Se i dati utilizzati da governo e regione sono gli stessi – “oggettivi” - cambia forse la metodologia di valutazione? 

Stessa valutazione, misure diverse

Il monitoraggio dei dati regionali e la loro valutazione da parte della Cabina di regia – in base a 21 indicatori e diagrammi di flusso - è stato disposto da un Dpcm del 26 aprile e declinato operativamente dal decreto del ministro della Salute del 30 aprile.

Nell’ottobre scorso queste fonti sono state integrate dal documento di Prevenzione e risposta a Covid-19, elaborato da Istituto superiore di sanità (Iss), Inail ecc., che tra le altre cose ha individuato quattro scenari di rischio e le relative misure di contrasto al virus.

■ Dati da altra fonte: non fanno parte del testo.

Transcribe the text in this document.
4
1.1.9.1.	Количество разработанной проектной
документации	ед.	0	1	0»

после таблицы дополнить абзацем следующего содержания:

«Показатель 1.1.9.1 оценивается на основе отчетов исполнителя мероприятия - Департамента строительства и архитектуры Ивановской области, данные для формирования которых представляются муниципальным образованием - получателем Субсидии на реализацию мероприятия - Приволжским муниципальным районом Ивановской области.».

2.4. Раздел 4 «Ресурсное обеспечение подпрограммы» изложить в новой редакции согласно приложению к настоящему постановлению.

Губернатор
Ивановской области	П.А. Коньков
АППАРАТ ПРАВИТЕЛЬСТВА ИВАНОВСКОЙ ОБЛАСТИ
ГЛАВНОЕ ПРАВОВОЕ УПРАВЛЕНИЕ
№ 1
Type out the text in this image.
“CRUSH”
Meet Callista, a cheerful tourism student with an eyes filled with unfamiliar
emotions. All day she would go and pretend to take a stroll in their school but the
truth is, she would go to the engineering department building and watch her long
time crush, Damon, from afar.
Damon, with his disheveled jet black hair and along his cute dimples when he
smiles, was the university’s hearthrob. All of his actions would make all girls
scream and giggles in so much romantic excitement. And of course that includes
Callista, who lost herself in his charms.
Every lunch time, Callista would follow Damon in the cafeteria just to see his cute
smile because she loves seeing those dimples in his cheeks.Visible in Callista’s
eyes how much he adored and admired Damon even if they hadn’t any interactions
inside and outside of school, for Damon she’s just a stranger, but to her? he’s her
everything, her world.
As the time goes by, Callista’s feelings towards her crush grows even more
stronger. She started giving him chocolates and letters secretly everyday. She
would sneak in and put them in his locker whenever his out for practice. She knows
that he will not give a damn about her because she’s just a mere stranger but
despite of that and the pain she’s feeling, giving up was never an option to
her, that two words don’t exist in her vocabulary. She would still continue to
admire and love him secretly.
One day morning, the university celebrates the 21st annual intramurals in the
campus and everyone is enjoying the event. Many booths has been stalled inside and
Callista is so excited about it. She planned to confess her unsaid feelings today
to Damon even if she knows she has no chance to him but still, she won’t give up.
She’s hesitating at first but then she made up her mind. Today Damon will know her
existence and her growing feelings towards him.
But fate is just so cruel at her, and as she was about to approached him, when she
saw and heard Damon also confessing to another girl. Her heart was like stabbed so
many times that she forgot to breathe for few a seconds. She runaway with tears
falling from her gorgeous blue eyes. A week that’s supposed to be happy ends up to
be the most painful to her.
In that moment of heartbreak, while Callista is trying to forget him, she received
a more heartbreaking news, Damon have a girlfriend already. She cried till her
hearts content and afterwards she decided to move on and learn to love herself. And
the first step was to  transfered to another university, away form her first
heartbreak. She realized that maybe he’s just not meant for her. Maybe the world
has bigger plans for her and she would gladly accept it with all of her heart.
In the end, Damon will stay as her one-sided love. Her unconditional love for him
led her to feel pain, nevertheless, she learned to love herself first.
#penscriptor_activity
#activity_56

Il Dpcm del 3 novembre e poi il decreto Ristori bis (d.l. n. 149/2020) hanno previsto che l’inclusione delle regioni nelle diverse “zone” – con ordinanza del ministro della Salute, sentite le regioni - sia basata sui dati elaborati dalla cabina di regia «in coerenza» con il documento Iss, che a sua volta richiama il decreto del ministro della Salute del 30 aprile.

Anche i presidenti di regione sono tenuti a utilizzare i «criteri stabiliti con decreto del ministro della Salute del 30 aprile 2020» per valutare i propri dati epidemiologici (d.l. n. 33/2020), quindi la metodologia è uguale a quella usata a livello centrale.

Eppure, paradossalmente, utilizzando gli stessi dati e la medesima metodologia, i presidenti di regione possono giungere a valutazioni di maggiore gravità e, di conseguenza, adottare misure più stringenti di quelle sancite dal governo: il decreto-legge citato li autorizza a farlo. Ciò induce a dubitare non solo della coerenza del sistema implementato, ma anche della pretesa “oggettività” sia dei dati sia del metodo di valutazione degli stessi.

Anche laddove la valutazione della situazione da parte dei presidenti di regione fosse uguale a quella della cabina di regia, essi potrebbero comunque adottare misure più restrittive. È lo stesso documento Iss a chiarirlo, nel capitolo intitolato “Approccio alla ri-modulazione delle misure di contenimento/mitigazione a livello regionale/PA”: «Le misure declinate negli scenari hanno la funzione di supportare ed orientare il processo decisionale delle singole regioni», ma «non sono da intendersi vincolanti».

Ciò significa che, mentre il presidente del Consiglio ha voluto conformare le misure restrittive sancite nei Dpcm alle indicazioni contenute nel rapporto Iss, le regioni possono decidere di discostarsene.

Dunque gli stessi dati, la stessa metodologia di valutazione e magari pure la stessa valutazione finale, ma risultati diversi - in termini di misure adottate - tra governo e regione interessata.

Incoerenza normativa e credibilità della politica

I presidenti di regione dovrebbero almeno ben motivare la ragione “scientifica” per cui adottano misure più severe di quelle del governo. Eppure l’eventuale mancanza resta priva di conseguenze, a meno che qualcuno non impugni un’ordinanza, come accaduto per quella di el presidente della Puglia Michele Emiliano, ritenuta dal Tar di Bari carente di presupposti sostanziali.

Il governo dovrebbe spiegare il motivo per cui consente alle regioni di imporre maggiori restrizioni a parità di dati e metodologia: così vanifica l’automatica proporzionalità delle misure rispetto alla gravità della situazione, che con l’ultimo Dpcm pretendeva di aver assicurato.

Dunque, per riepilogare: le misure di contrasto al virus sono stabilite nell’ultimo Dpcm, in conformità a quelle proposte dall’Iss, e scattano con l’inserimento delle regioni nell’una o nell’altra fascia di rischio, che è disposto dal ministro della Salute con ordinanza, in base a metodologia e indicatori elaborati da esperti, sentita la regione interessata, la quale però ai sensi di un decreto-legge può adottare misure più restrittive, secondo una valutazione fatta usando stessi dati e metodologia.

Questo sistema delirante è l’impianto normativo e operativo con cui l’Italia sta affrontando la sfida al Covid-19. Non serve aggiungere altro, se non una domanda: con un sistema del genere si riesce forse a capire di chi è la responsabilità se qualcosa va male? Forse la chiave per spiegare il sistema è proprio questa.